Un peu ! Les responsables doivent avoir le sens de la règle et de la mission. Quand il y a une règle admise par tout le monde, si l’un des membres de la communauté est désobéissant à la règle, soit il n’est pas à sa place, soit il a besoin d’être aidé. Jésus dit : quand un frère fait quelque chose de mal, il faut aller discuter avec lui. S’il est réticent, il faut y aller à deux ou trois. S’il persiste, il faut aller devant toute la communauté. Parfois, il faut gueuler ! Il faut gueuler particulièrement quand il y a destruction de la vie. Heureusement, le pape gueule. Le plus délicat concerne la confession. Parfois, tout le problème ne peut être réglé par la confession et il est nécessaire d’aller voir quelqu’un d’autre. Je veux dire que parmi les gens qui commettent des injustices, il y en a qui entendent « tu es pardonné » et qui recommencent.

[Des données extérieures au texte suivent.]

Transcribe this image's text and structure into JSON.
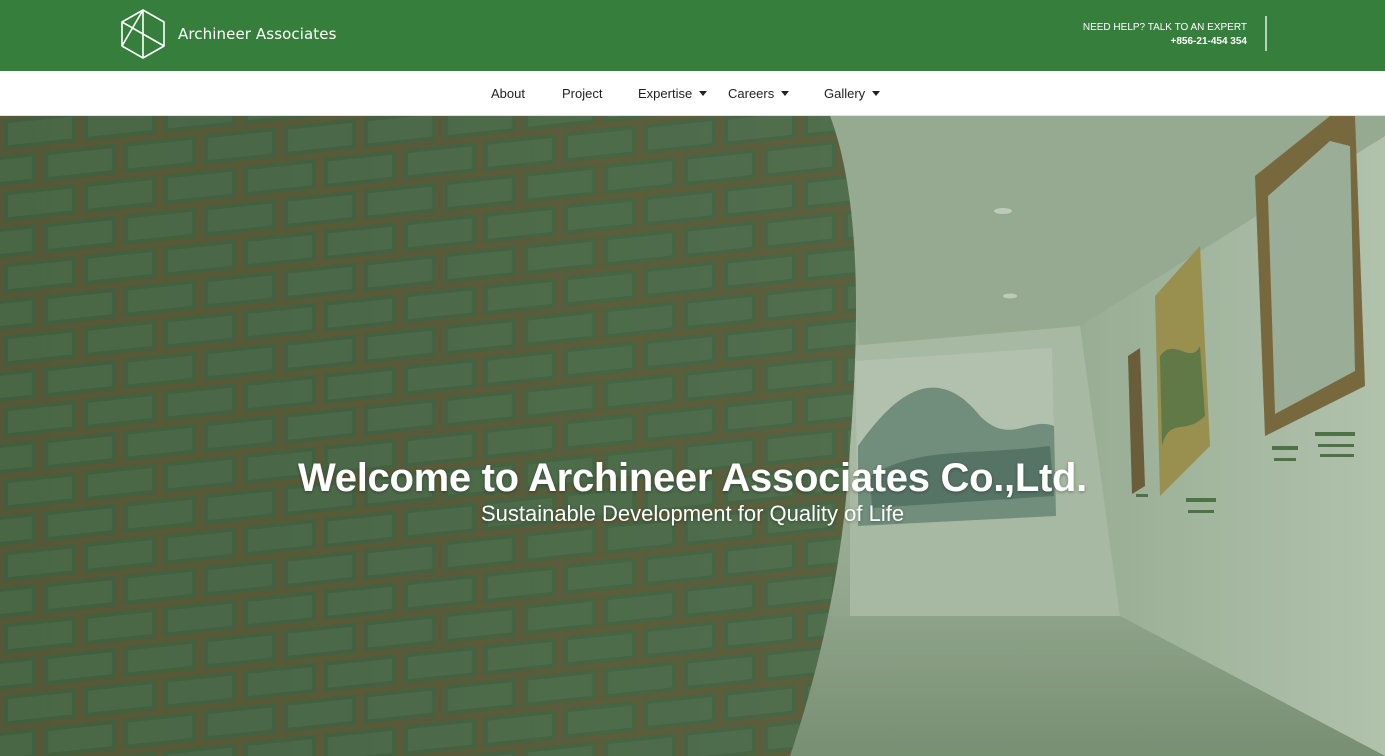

Il y a 30 ans, personne ne comprenait ces questions de pédophilie. Quand un prêtre affirmait qu’il ne recommencerait plus, on le croyait… On mesurait mal l’addiction.

 

Quand un fondateur a commis des abus, que faut-il faire de la communauté qu’il a fondée ?

C’est complexe. Parce qu’on ne veut pas faire de la peine… Souvent, cela part de l’idée qu’il faut respecter les gens et ne pas rendre trop public quelque chose qui a blessé des personnes. Alors, comment être dans un grand respect de la communauté et être très ferme pour permettre un renouveau dans la vérité ? Il faut beaucoup de sagesse et de fermeté pour aider ce passage. Dans certains cas terribles, je ne suis pas certain qu’il y ait eu beaucoup de sagesse…

 

Cette sagesse, où la puiser ?

Chez les sages ! Mais il faut les trouver. Je pense à un éducateur américain qui avait souffert de dépression et qui s’en était sorti. Je pense qu’il faut avoir beaucoup souffert pour être sage. Avoir été humilié et être resté lumineux à l’intérieur. C’est un don que peu de gens ont. Cela demande un énorme sens de l’humain, de voir tout dans la lumière de Dieu, et d’agir à l’intérieur de la prière. Parce qu’il y a des choses trop compliquées. Et l’Église qui est un don de Dieu, un don précieux, que beaucoup critiquent, est une Église pauvre qui a besoin de prophètes. Il faut de la sagesse et des coins de stabilité. Le pape est un coin de stabilité. Et quand on voit l’histoire de la papauté contemporaine, il y a une stabilité, même si les papes sont très différents. Chacun est prophétique. Le prophétisme de ce pape-ci, c’est ce qu’il dit des pauvres. Cela, il faut l’écouter. (Il tape des doigts sur son fauteuil comme pour souligner ses propos.) Benoît XVI le disait : le futur de l’Église est dans les petites communautés. Quelles seront ces communautés ? Je pense qu’à l’avenir il y aura des communautés où on accueillera des paumés, parce qu’il y a énormément de paumés. Des petites communautés vivantes, aimantes et joyeuses. Là où il y a Dieu, il y a de la joie. Sinon, ce n’est pas drôle ! (la vie/cath.ch/dp/mlk/ach)

 


Jean Vanier, était né en 1928. D’origine canadienne, à partir de 1964 il a fondé les communautés de l’Arche : des lieux où vivent et travaillent ensemble des personnes adultes en situation de handicap mental et celles qui les accompagnent. Aujourd’hui, on compte 147 communautés à travers 37 pays du monde.

 


Cette interview a Jean Vanier a été publié l’11 octobre 2018 par le journal français «La Vie».